The IESG has received complaints from IETF participants who have been listed as document authors or contributors without their consent ("surprised authorship").

In some cases, the surprised individuals had never seen the document that surprised them. It appears that some authors think that including other participants as authors or contributors is a way to demonstrate support for the concepts in the document and gain acceptance for those concepts.

Adding names of IETF participants who did not contribute to a proposal might to some seem to be an acceptable way of highlighting "support", but this is very clearly not an acceptable practice. No one should ever be added to the list of authors or contributors on a document unless they have consented to it and have contributed significantly to the development of the document.

The practice of adding surprised authors or contributors is

  • not in line with the IETF culture, where it's the technical issues that matter, not who the authors, contributors, or supporters are;
  • unethical, as it is wrong to claim support from someone who has not consented to it;
  • misleading in terms of support; and
  • problematic in terms of IPR disclosures (BCPs 78 and 79).

To emphasize this last point, the person submitting an Internet-Draft asserts that an Internet-Draft is submitted in full conformance with the provisions of BCP 78 and BCP 79. A submitter who has not actively confirmed this with all the listed authors and contributors cannot make that claim, and this can cause procedural and legal problems later.

All authors need to be aware of the ​RFC Editor's statement on authorship, especially related to responsibility for the document's contents. The IESG strongly recommends that all drafts have explicit permission from all authors and contributors to have their names listed before they are submitted.

If you feel that the above issues impact you, please talk to your Area Director or contact the IESG by ​sending email to <iesg@ietf.org>. As the administrator of the I-D repository (regardless of the source or intended stream for the draft), the IESG will handle each case of disputed authorship on a case-by-case basis. All reports will be investigated, and substantiated claims will be met with corrective actions.

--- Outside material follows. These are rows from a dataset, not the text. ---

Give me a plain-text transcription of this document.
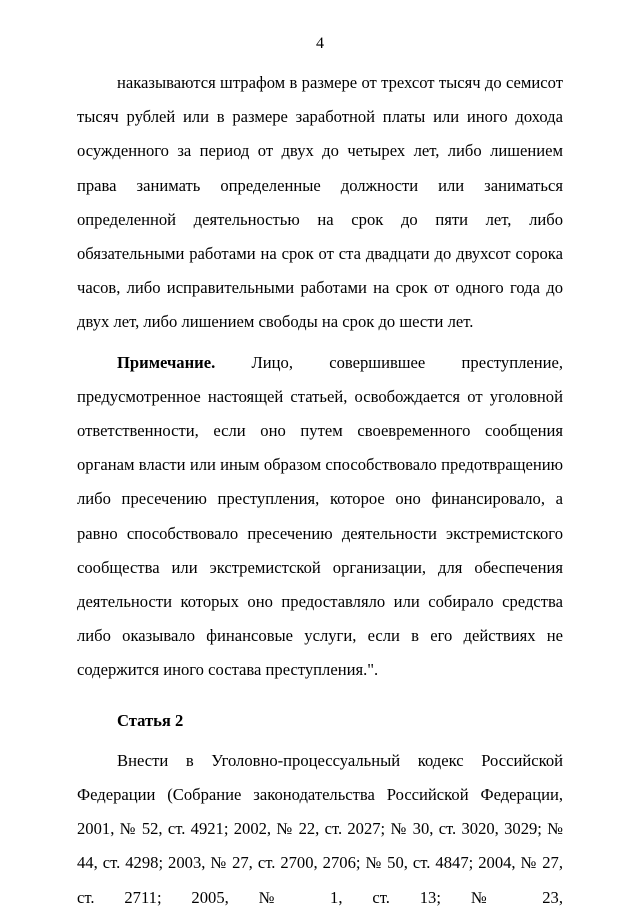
4

наказываются штрафом в размере от трехсот тысяч до семисот тысяч рублей или в размере заработной платы или иного дохода осужденного за период от двух до четырех лет, либо лишением права занимать определенные должности или заниматься определенной деятельностью на срок до пяти лет, либо обязательными работами на срок от ста двадцати до двухсот сорока часов, либо исправительными работами на срок от одного года до двух лет, либо лишением свободы на срок до шести лет.

Примечание. Лицо, совершившее преступление, предусмотренное настоящей статьей, освобождается от уголовной ответственности, если оно путем своевременного сообщения органам власти или иным образом способствовало предотвращению либо пресечению преступления, которое оно финансировало, а равно способствовало пресечению деятельности экстремистского сообщества или экстремистской организации, для обеспечения деятельности которых оно предоставляло или собирало средства либо оказывало финансовые услуги, если в его действиях не содержится иного состава преступления.".

Статья 2

Внести в Уголовно-процессуальный кодекс Российской Федерации (Собрание законодательства Российской Федерации, 2001, № 52, ст. 4921; 2002, № 22, ст. 2027; № 30, ст. 3020, 3029; № 44, ст. 4298; 2003, № 27, ст. 2700, 2706; № 50, ст. 4847; 2004, № 27, ст. 2711; 2005, № 1, ст. 13; № 23,
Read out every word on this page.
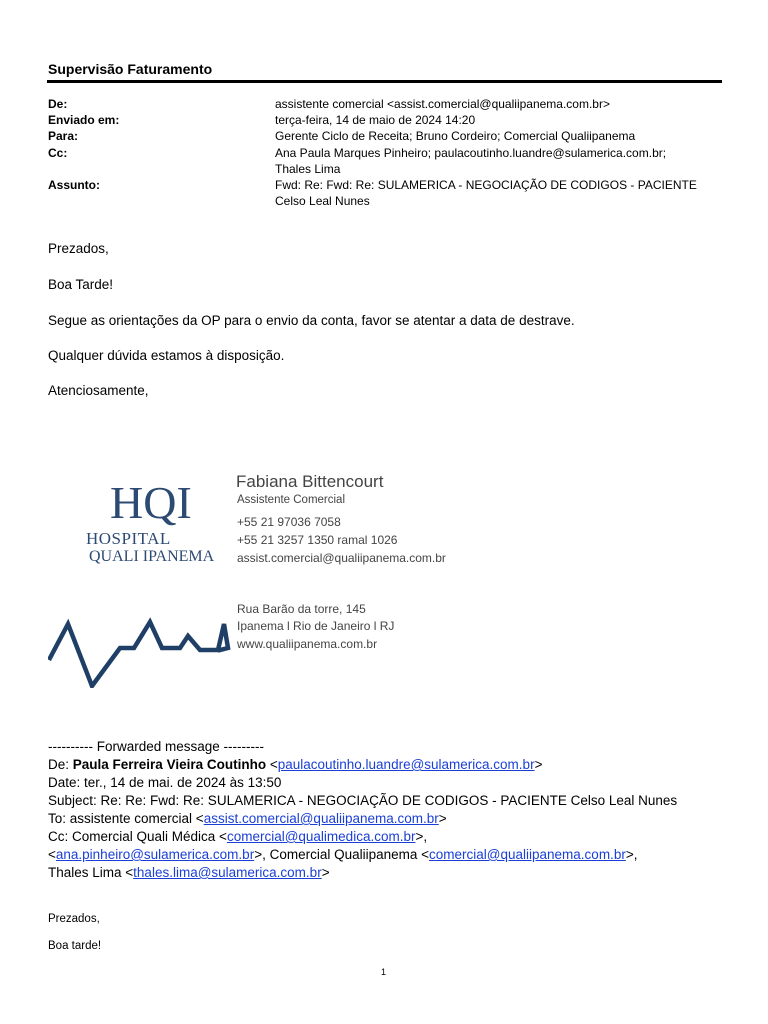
Supervisão Faturamento
De:	assistente comercial <assist.comercial@qualiipanema.com.br>
Enviado em:	terça-feira, 14 de maio de 2024 14:20
Para:	Gerente Ciclo de Receita; Bruno Cordeiro; Comercial Qualiipanema
Cc:	Ana Paula Marques Pinheiro; paulacoutinho.luandre@sulamerica.com.br;
Thales Lima
Assunto:	Fwd: Re: Fwd: Re: SULAMERICA - NEGOCIAÇÃO DE CODIGOS - PACIENTE
Celso Leal Nunes
Prezados,
Boa Tarde!
Segue as orientações da OP para o envio da conta, favor se atentar a data de destrave.
Qualquer dúvida estamos à disposição.
Atenciosamente,
HQI
HOSPITAL
QUALI IPANEMA
Fabiana Bittencourt
Assistente Comercial
+55 21 97036 7058
+55 21 3257 1350 ramal 1026
assist.comercial@qualiipanema.com.br
Rua Barão da torre, 145
Ipanema l Rio de Janeiro l RJ
www.qualiipanema.com.br
---------- Forwarded message ---------
De: Paula Ferreira Vieira Coutinho <paulacoutinho.luandre@sulamerica.com.br>
Date: ter., 14 de mai. de 2024 às 13:50
Subject: Re: Re: Fwd: Re: SULAMERICA - NEGOCIAÇÃO DE CODIGOS - PACIENTE Celso Leal Nunes
To: assistente comercial <assist.comercial@qualiipanema.com.br>
Cc: Comercial Quali Médica <comercial@qualimedica.com.br>,
<ana.pinheiro@sulamerica.com.br>, Comercial Qualiipanema <comercial@qualiipanema.com.br>,
Thales Lima <thales.lima@sulamerica.com.br>
Prezados,
Boa tarde!
1
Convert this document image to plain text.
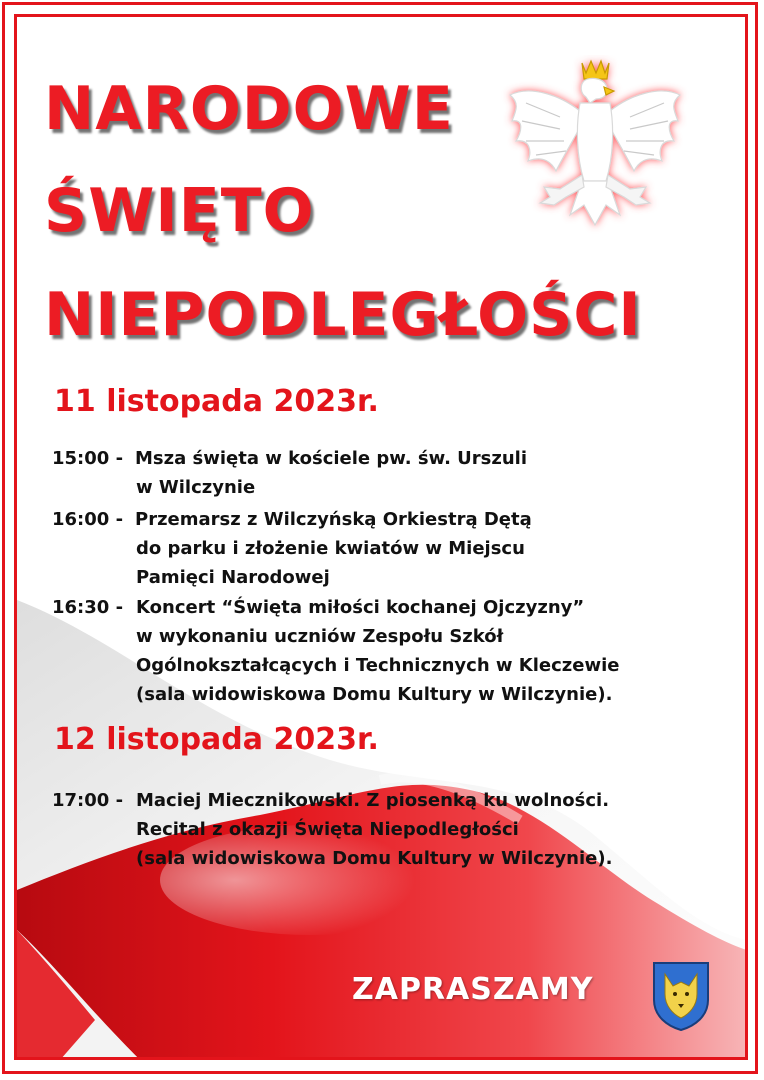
NARODOWE
ŚWIĘTO
NIEPODLEGŁOŚCI
11 listopada 2023r.
15:00 - Msza święta w kościele pw. św. Urszuli
w Wilczynie
16:00 - Przemarsz z Wilczyńską Orkiestrą Dętą
do parku i złożenie kwiatów w Miejscu
Pamięci Narodowej
16:30 - Koncert “Święta miłości kochanej Ojczyzny”
w wykonaniu uczniów Zespołu Szkół
Ogólnokształcących i Technicznych w Kleczewie
(sala widowiskowa Domu Kultury w Wilczynie).
12 listopada 2023r.
17:00 - Maciej Miecznikowski. Z piosenką ku wolności.
Recital z okazji Święta Niepodległości
(sala widowiskowa Domu Kultury w Wilczynie).
ZAPRASZAMY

The default corrective action will be the replacement of the offending draft with a "disputed authorship" placeholder document. Such a document would:

  • Be published as a successor to the offending draft,
  • Have the offended IETF participant listed as the only author,
  • State, "The author listed on this Internet-Draft has stated that they should not have been listed as an author on the previous version. The IETF considers being added as an author without one's permission as unethical. The default behaviour of the IESG in such cases is to approve the replacement of the offending draft with this placeholder document. Please direct any queries to the IESG or the author listed here."